Manny Banuelos was a highly-ranked Yankees prospect when he was dominating the Class-A levels in 2009 and 2010. Since then he has bounced through several organizations, seeing major league time with the Atlanta Braves and last year with the Chicago White Sox. He’s in spring training hoping to win a bullpen job with the Mariners, but if he is assigned to Tacoma he will likely pitch out of the rotation. Banuelos pitched for Oklahoma City in 2018 – his last full Triple-A season – and went 9-7 with a 3.73 ERA, striking out 127 batters in 108.2 innings. He made 18 starts and 13 relief appearances that year.

This is starting to look like a pretty left-hand dominant rotation, so let’s add another southpaw. The M’s acquired hard-to-spell and let’s-not-even-get-into-the-pronunciation Nick Margevicius from the San Diego Padres recently. Despite making a dozen starts in the big leagues last year, Margevicius has never appeared in a Triple-A game: the Padres moved him straight from Double-A Amarillo to the majors last season. This April he could be anywhere from Double-Arkansas to Tacoma to Seattle.

Seattle just inked former Cleveland Indians starter Cody Anderson to a minor league contract. Anderson made 24 starts for the Cleveland Indians in 2015-16, but elbow problems put him on the injured list and he eventually required Tommy John surgery. 2019 was supposed to be Anderson’s return to health, and he got back into things with 32 innings pitched, but then he required additional surgery in June and did not pitch in the second half. We’ll have to keep an eye out and see how much he is able to pitch in camp.

Five from the seven pitchers listed above figure to comprise the Rainiers opening day rotation, but we can’t stop without mentioning top prospect Logan Gilbert, whom we will hopefully see at some point this season.
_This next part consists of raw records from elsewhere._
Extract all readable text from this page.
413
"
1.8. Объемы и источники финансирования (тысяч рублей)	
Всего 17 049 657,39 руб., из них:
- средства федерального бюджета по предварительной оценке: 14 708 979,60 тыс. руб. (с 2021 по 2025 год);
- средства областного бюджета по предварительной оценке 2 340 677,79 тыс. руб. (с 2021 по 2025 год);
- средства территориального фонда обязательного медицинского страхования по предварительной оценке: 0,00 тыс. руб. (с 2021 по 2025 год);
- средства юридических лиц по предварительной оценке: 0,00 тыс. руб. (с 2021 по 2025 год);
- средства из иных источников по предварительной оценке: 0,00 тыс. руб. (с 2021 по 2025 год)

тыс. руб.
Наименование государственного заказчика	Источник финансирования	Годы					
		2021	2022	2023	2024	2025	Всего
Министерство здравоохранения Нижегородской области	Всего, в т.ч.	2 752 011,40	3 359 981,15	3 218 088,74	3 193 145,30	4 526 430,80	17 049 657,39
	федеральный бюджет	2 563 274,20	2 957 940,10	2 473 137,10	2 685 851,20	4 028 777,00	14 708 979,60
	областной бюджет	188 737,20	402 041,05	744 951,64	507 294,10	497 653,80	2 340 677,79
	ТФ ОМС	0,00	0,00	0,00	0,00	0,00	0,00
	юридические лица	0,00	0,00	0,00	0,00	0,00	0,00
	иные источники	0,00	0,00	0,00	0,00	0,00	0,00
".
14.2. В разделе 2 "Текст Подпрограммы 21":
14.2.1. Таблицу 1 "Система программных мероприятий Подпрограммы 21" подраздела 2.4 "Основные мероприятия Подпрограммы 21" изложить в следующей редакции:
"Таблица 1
Gilbert’s progression through the system makes it pretty clear that he’ll open the campaign at Double-A Arkansas. The Mariners would like him to reach the majors later this season, and that will hopefully include a stop in Tacoma on the way. Baseball America ranks Gilbert as the top pitching prospect in the M’s farm system – he was the team’s first round draft pick in 2018.

The 2020 Tacoma Rainiers Position Previews® series concludes next week when we sort throw a whole bunch of relievers.
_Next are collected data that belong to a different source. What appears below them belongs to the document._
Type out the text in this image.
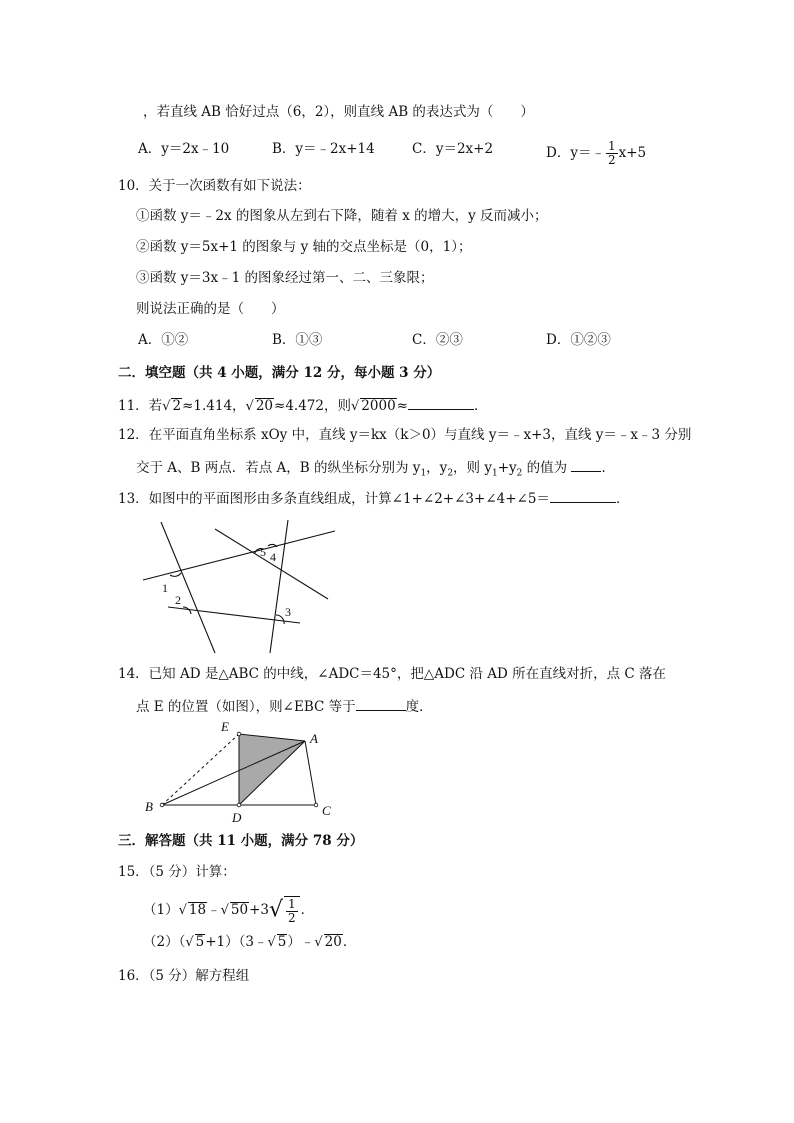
，若直线 AB 恰好过点（6，2），则直线 AB 的表达式为（　　）
A．y＝2x﹣10	B．y＝﹣2x+14	C．y＝2x+2	D．y＝﹣ $\frac{1}{2} x+5$
10．关于一次函数有如下说法：
①函数 y＝﹣2x 的图象从左到右下降，随着 x 的增大，y 反而减小；
②函数 y＝5x+1 的图象与 y 轴的交点坐标是（0，1）；
③函数 y＝3x﹣1 的图象经过第一、二、三象限；
则说法正确的是（　　）
A．①②	B．①③	C．②③	D．①②③
二．填空题（共 4 小题，满分 12 分，每小题 3 分）
11．若√ 2≈1.414，√ 20≈4.472，则√ 2000≈	．
12．在平面直角坐标系 xOy 中，直线 y＝kx（k＞0）与直线 y＝﹣x+3，直线 y＝﹣x﹣3 分别
交于 A、B 两点．若点 A，B 的纵坐标分别为 $y_1$，$y_2$，则 $y_1+y_2$ 的值为	．
13．如图中的平面图形由多条直线组成，计算∠1+∠2+∠3+∠4+∠5＝	．
1
2
3
4
5
14．已知 AD 是△ABC 的中线，∠ADC＝45°，把△ADC 沿 AD 所在直线对折，点 C 落在
点 E 的位置（如图），则∠EBC 等于	度．
E
A
B
D	C
三．解答题（共 11 小题，满分 78 分）
15．（5 分）计算：
（1）√ 18﹣√ $50+3√ \frac{1}{2}$ ．
（2）（√ 5+1）（3﹣√ 5）﹣√ 20．
16．（5 分）解方程组
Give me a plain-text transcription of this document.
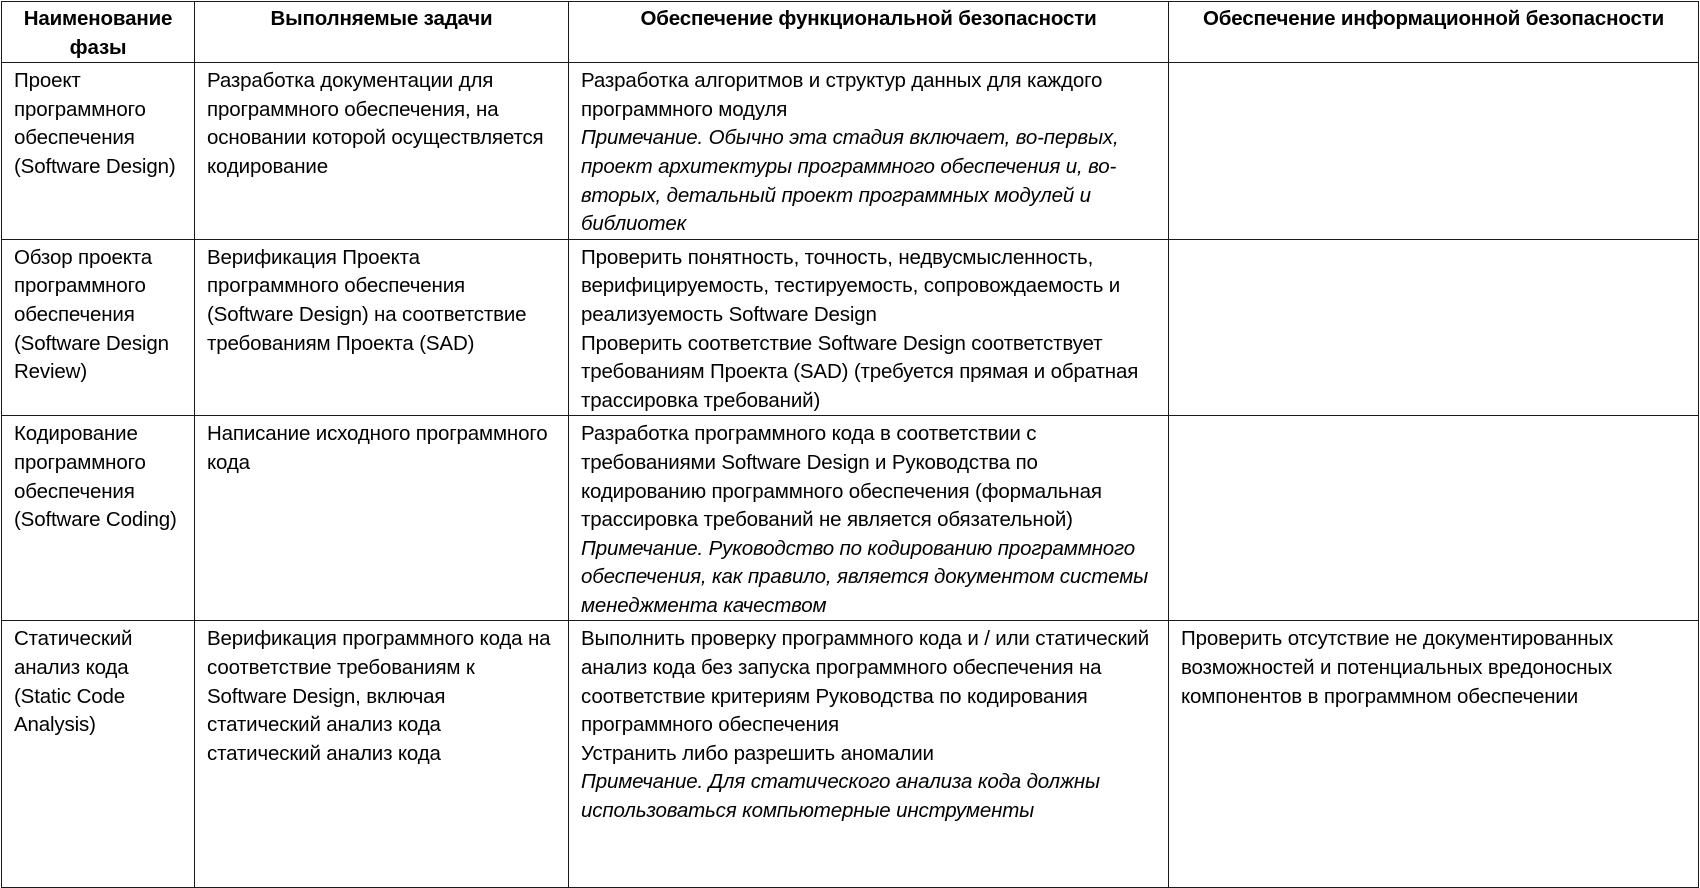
Наименование фазы	Выполняемые задачи	Обеспечение функциональной безопасности	Обеспечение информационной безопасности

Проект программного обеспечения (Software Design)	Разработка документации для программного обеспечения, на основании которой осуществляется кодирование	Разработка алгоритмов и структур данных для каждого программного модуля
Примечание. Обычно эта стадия включает, во-первых, проект архитектуры программного обеспечения и, во-вторых, детальный проект программных модулей и библиотек	

Обзор проекта программного обеспечения (Software Design Review)	Верификация Проекта программного обеспечения (Software Design) на соответствие требованиям Проекта (SAD)	Проверить понятность, точность, недвусмысленность, верифицируемость, тестируемость, сопровождаемость и реализуемость Software Design
Проверить соответствие Software Design соответствует требованиям Проекта (SAD) (требуется прямая и обратная трассировка требований)	

Кодирование программного обеспечения (Software Coding)	Написание исходного программного кода	Разработка программного кода в соответствии с требованиями Software Design и Руководства по кодированию программного обеспечения (формальная трассировка требований не является обязательной)
Примечание. Руководство по кодированию программного обеспечения, как правило, является документом системы менеджмента качеством	

Статический анализ кода (Static Code Analysis)	Верификация программного кода на соответствие требованиям к Software Design, включая статический анализ кода статический анализ кода	Выполнить проверку программного кода и / или статический анализ кода без запуска программного обеспечения на соответствие критериям Руководства по кодирования программного обеспечения
Устранить либо разрешить аномалии
Примечание. Для статического анализа кода должны использоваться компьютерные инструменты	Проверить отсутствие не документированных возможностей и потенциальных вредоносных компонентов в программном обеспечении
We have an addition to last week’s post on potential Rainiers outfielders. Veteran PCL player Collin Cowgill has been signed to a minor league contract.

Cowgill was one of the best players in the league when he first appeared in the PCL, way back in 2011 with Reno. Since then he has played for five other teams: Sacramento, Las Vegas, Salt Lake, Colorado Springs, El Paso, and Fresno.

He spent the entire 2019 season with Fresno, batting .228 with a dozen homers and a .330 OBP in 84 games.

Now 33 years old, Cowgill last played in the majors in 2016. He appeared in 317 big league games over six seasons from 2011-2016, with a career .234 average in the majors.



One Response to An Early Look At Tacoma’s Starting Rotation

  1. Jack says:

    The AAA rotation looks very interesting. It seems this year’s potential starters have higher upside talent than in most recent years, where the org relied heavily on older non-prospects and veterans to make up the rotation.